Il s'agissait d'avoir en fonctionnement cette merveille de la
technologie française pour inciter les pays à nous
en acheter et l'implication de l'EPR dans la production d'électricité
n'était pas évoquée.
Puis, Nicole Fontaine vint. La ministre de l'industrie fait une
apologie de l'EPR. Raffarin l'agrafe : pas question d'EPR en France.
Arrive le contrat avec la Finlande. Les travaux démarrant
en 2005 l'EPR produira de l'électricité en 2010.
AREVA obtient le contrat en garantissant des performances étonnantes
(plus de puissance, moins de déchets, plus d'efficacité,
plus de sûreté etc.) et un prix imbattable.
La stratégie d'AREVA est compréhensible : il est
moins coûteux de vendre à perte un réacteur
à la Finlande que de financer totalement en France un réacteur
qui ne sert à rien.
Puis, les élections arrivent. La gauche balaie la droite.
Raffarin réagit aussi rapidement pour mettre en piste l'EPR
qu'il avait réagi pour épingler Nicole Fontaine.
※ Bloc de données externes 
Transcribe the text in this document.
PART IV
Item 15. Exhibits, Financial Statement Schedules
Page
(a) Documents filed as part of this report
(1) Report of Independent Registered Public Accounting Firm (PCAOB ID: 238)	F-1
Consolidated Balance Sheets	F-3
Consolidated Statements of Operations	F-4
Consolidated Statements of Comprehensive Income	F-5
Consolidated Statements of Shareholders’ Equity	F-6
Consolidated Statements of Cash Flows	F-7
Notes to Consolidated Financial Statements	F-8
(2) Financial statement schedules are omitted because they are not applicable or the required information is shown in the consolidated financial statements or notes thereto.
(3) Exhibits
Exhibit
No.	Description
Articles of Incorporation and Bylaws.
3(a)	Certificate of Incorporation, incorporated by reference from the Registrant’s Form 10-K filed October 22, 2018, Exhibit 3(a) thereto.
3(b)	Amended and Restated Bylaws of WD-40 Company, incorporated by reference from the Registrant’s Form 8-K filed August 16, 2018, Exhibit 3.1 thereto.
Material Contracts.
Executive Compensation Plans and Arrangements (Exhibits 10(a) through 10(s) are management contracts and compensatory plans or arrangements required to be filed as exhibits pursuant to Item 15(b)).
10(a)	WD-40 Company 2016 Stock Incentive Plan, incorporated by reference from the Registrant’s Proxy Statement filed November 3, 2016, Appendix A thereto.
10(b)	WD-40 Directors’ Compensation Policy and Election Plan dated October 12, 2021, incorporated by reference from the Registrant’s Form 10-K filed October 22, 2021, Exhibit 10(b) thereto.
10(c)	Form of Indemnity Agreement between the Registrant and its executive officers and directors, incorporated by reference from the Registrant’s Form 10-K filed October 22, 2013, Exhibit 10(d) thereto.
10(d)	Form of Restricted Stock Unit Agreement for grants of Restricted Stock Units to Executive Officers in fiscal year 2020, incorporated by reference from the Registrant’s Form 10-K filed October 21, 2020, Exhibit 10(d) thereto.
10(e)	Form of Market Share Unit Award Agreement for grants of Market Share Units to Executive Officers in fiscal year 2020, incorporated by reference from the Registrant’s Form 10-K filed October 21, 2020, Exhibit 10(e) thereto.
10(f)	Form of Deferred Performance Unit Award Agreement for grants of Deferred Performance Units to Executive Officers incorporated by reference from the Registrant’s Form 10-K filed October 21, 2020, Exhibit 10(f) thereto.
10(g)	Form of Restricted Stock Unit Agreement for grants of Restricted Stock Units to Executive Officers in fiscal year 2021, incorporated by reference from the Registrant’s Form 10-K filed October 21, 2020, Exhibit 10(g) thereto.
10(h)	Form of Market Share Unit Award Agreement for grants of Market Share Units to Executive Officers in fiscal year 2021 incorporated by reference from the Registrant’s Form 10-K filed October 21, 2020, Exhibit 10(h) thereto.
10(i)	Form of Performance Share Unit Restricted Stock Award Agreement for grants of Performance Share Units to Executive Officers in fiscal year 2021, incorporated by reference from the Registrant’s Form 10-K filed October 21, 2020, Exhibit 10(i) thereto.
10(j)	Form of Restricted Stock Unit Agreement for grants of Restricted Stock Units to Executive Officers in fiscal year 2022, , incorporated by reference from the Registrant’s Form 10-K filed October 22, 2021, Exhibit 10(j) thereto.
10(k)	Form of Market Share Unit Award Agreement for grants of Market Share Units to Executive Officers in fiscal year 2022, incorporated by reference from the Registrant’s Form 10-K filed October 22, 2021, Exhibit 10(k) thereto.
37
L'EPR au programme va perturber l'entente de la gauche. Les Verts
doivent être contre, les communistes sont évidemment
pour, et les socialistes qui sont officiellement " contre
EPR aujourd'hui " sont partagés moitié/moitié.
Qui va financer l'EPR alors qu'EDF a des difficultés financières
? Mais si Raffarin bouscule les procédures pour soutenir
l'EPR c'est qu 'il a en vue les élections européennes.
La procédure normale pour mettre en place la commande d'un
réacteur est très longue et le gouvernement ne fonctionne
que dans le court terme.
Il sera intéressant de suivre les conséquences politiques
de cet EPR. Remarquons que Cohn-Bendit a réussi à
unifier les programmes électoraux des écolos européens
pour les élections au Parlement européen : dans
le programme électoral des Verts européens aucune
place au nucléaire.
Les Verts français dans leur livre " Le nucléaire
et la lampe à pétrole " (L'Esprit frappeur
1998) ont dit " La prophétie apocalyptique, même
basée sur des réalités, ne fait pas projet
politique " (page 9).
Il ne faut pas s'étonner de l'absence de possibilité
des désastres nucléaires " même basée
sur des réalités " dans les programmes
des Verts. Il ne faut pas introduire la réalité
dans les " projets politiques " (n'est-ce pas
plutôt " projets politicards " qu'il faudrait
dire ! )
L'INRA, Institut national de recherche agronomique,
est en principe un institut scientifique. On apprend dans Le
Figaro du 19 mai 2004 qu'un dénommé Pierre-Benoît
Joly travaille à l'INRA en tant que " directeur de
recherche ". Ce personnage est sociologue.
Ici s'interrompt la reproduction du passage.